The appointment came as the Senate is in recess, though senators met briefly for a pro forma session Tuesday. The upper branch of Congress is not scheduled to fully reconvene until Jan. 23.
Senate Republicans blocked the appointment of Cordray in early December, and said the pro forma sessions would prevent any recess appointments.
Cordray, former Ohio attorney general, joined Obama on stage at a speech outside Cleveland.
"There's no question that Richard is the right person for the job," Obama said. "When Congress refuses to act … then I have an obligation to do as president what I can without them."
White House Communications Director Dan Pfeiffer announced the appointment Wednesday morning in a post on the White House blog. He called the pro forma sessions "a gimmick," during which no actual business is conducted.
The Constitution gives the president the power to fill vacancies during Senate recess with terms that expire at the end of the following Senate session.
"But gimmicks do not override the president's constitutional authority to make appointments to keep the government running," Pfeiffer said.
The Senate will meet in another pro forma session Friday.
Senate Minority Leader Mitch McConnell, R-Ky., said Obama "has arrogantly circumvented the American people" in appointing "an unaccountable czar." The Cordray move, McConnell said, breaks precedent that presidents make recess appointments only when the Senate recesses for at least 10 days.
"Congress has a constitutional duty to examine presidential nominees, a responsibility that serves as a check on executive power," McConnell said in a statement.
Sen. Tim Johnson, D-S.D., and chair of the Senate Banking Committee, said in a statement Cordray is "eminently qualified for the job."

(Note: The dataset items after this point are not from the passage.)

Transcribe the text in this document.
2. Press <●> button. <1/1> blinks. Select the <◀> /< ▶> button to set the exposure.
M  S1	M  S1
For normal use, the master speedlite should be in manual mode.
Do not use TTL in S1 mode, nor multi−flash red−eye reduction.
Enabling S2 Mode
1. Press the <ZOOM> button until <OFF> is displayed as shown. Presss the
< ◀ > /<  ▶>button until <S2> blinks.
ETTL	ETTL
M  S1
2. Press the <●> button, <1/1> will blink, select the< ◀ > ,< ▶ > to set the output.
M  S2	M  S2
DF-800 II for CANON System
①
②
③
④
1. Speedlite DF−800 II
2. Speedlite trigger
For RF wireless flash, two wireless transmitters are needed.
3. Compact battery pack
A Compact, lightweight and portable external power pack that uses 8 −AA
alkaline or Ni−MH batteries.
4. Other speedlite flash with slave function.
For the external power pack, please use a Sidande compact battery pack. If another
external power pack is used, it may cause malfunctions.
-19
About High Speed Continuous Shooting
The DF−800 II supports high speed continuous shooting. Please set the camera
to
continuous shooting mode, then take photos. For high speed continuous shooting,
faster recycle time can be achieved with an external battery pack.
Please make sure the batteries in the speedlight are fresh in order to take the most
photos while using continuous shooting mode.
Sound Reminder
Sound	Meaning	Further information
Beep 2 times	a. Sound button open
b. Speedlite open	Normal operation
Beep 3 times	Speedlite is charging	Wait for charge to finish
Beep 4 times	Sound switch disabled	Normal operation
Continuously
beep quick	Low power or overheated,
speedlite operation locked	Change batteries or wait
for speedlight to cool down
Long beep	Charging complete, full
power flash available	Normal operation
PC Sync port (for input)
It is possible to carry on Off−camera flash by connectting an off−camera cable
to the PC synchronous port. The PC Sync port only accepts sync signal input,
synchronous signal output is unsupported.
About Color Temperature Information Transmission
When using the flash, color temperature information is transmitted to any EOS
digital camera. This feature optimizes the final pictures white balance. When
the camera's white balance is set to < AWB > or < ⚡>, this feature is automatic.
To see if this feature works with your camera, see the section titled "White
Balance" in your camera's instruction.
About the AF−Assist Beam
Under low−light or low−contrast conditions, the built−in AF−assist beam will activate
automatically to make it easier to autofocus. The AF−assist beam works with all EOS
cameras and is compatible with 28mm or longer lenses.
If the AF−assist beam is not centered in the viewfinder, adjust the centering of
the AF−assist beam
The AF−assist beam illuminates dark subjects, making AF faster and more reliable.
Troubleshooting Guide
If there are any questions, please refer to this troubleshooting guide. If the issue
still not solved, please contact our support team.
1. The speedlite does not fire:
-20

"I look forward to working with Mr. Cordray and the CFPB as he moves forward on implementing long-overdue consumer financial protections for all Americans," Johnson said.

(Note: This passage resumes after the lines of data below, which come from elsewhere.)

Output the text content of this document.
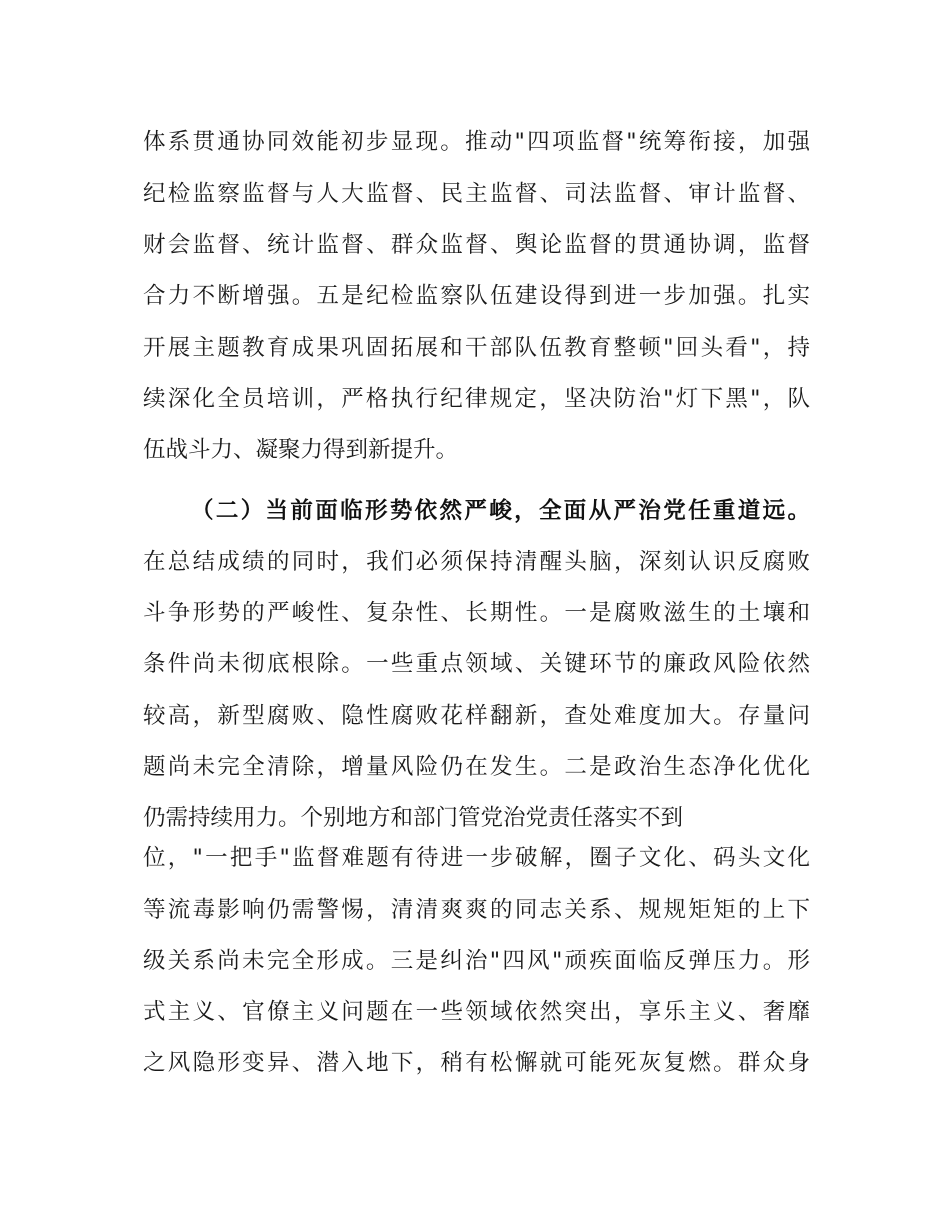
体系贯通协同效能初步显现。推动"四项监督"统筹衔接，加强
纪检监察监督与人大监督、民主监督、司法监督、审计监督、
财会监督、统计监督、群众监督、舆论监督的贯通协调，监督
合力不断增强。五是纪检监察队伍建设得到进一步加强。扎实
开展主题教育成果巩固拓展和干部队伍教育整顿"回头看"，持
续深化全员培训，严格执行纪律规定，坚决防治"灯下黑"，队
伍战斗力、凝聚力得到新提升。
（二）当前面临形势依然严峻，全面从严治党任重道远。
在总结成绩的同时，我们必须保持清醒头脑，深刻认识反腐败
斗争形势的严峻性、复杂性、长期性。一是腐败滋生的土壤和
条件尚未彻底根除。一些重点领域、关键环节的廉政风险依然
较高，新型腐败、隐性腐败花样翻新，查处难度加大。存量问
题尚未完全清除，增量风险仍在发生。二是政治生态净化优化
仍需持续用力。个别地方和部门管党治党责任落实不到
位，"一把手"监督难题有待进一步破解，圈子文化、码头文化
等流毒影响仍需警惕，清清爽爽的同志关系、规规矩矩的上下
级关系尚未完全形成。三是纠治"四风"顽疾面临反弹压力。形
式主义、官僚主义问题在一些领域依然突出，享乐主义、奢靡
之风隐形变异、潜入地下，稍有松懈就可能死灰复燃。群众身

Consumer advocates applauded the recess appointment, including the Consumer Federation of America, The Leadership Conference on Civil and Human Rights, the Center for Responsible Lending and the Woodstock Institute.

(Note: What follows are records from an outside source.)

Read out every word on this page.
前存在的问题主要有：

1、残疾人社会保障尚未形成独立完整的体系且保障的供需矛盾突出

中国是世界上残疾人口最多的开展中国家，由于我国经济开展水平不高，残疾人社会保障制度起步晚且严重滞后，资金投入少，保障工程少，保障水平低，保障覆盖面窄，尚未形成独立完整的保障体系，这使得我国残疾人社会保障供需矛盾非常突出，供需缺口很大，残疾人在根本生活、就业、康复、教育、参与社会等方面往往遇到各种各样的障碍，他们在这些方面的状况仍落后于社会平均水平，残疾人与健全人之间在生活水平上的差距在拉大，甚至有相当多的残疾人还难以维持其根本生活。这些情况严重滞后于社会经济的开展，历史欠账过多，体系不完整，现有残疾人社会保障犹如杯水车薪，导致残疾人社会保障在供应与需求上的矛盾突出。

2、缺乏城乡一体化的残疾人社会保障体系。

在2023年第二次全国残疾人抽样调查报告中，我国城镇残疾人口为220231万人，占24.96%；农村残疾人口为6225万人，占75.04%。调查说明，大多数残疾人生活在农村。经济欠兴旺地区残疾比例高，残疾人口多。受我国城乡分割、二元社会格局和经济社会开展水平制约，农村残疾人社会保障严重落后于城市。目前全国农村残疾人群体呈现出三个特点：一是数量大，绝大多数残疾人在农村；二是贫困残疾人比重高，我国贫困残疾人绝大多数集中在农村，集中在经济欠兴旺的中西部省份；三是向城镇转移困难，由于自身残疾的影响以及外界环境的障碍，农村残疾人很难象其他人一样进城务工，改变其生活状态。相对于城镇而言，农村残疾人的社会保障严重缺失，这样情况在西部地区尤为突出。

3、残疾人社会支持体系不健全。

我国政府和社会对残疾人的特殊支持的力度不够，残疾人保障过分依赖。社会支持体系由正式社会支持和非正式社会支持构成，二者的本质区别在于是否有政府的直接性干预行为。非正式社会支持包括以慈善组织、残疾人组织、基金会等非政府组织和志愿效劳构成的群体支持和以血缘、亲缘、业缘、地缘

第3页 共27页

With a director, the CFPB can exercise its full authority via the Dodd-Frank Act, including regulation over nonbank financial institutions.
Senate Republicans want a five-member committee to lead the CFPB as well as a simple majority vote by an oversight council to veto bureau rules, rather than the current two-thirds vote.
Anthony Sanders, a professor of finance at George Mason University, said regulatory agencies like the CFPB typically act with good intentions, but can lead to limits in credit availability.
Obama also appointed three members to the National Labor Relations Board. He last made recess appointments in December 2010.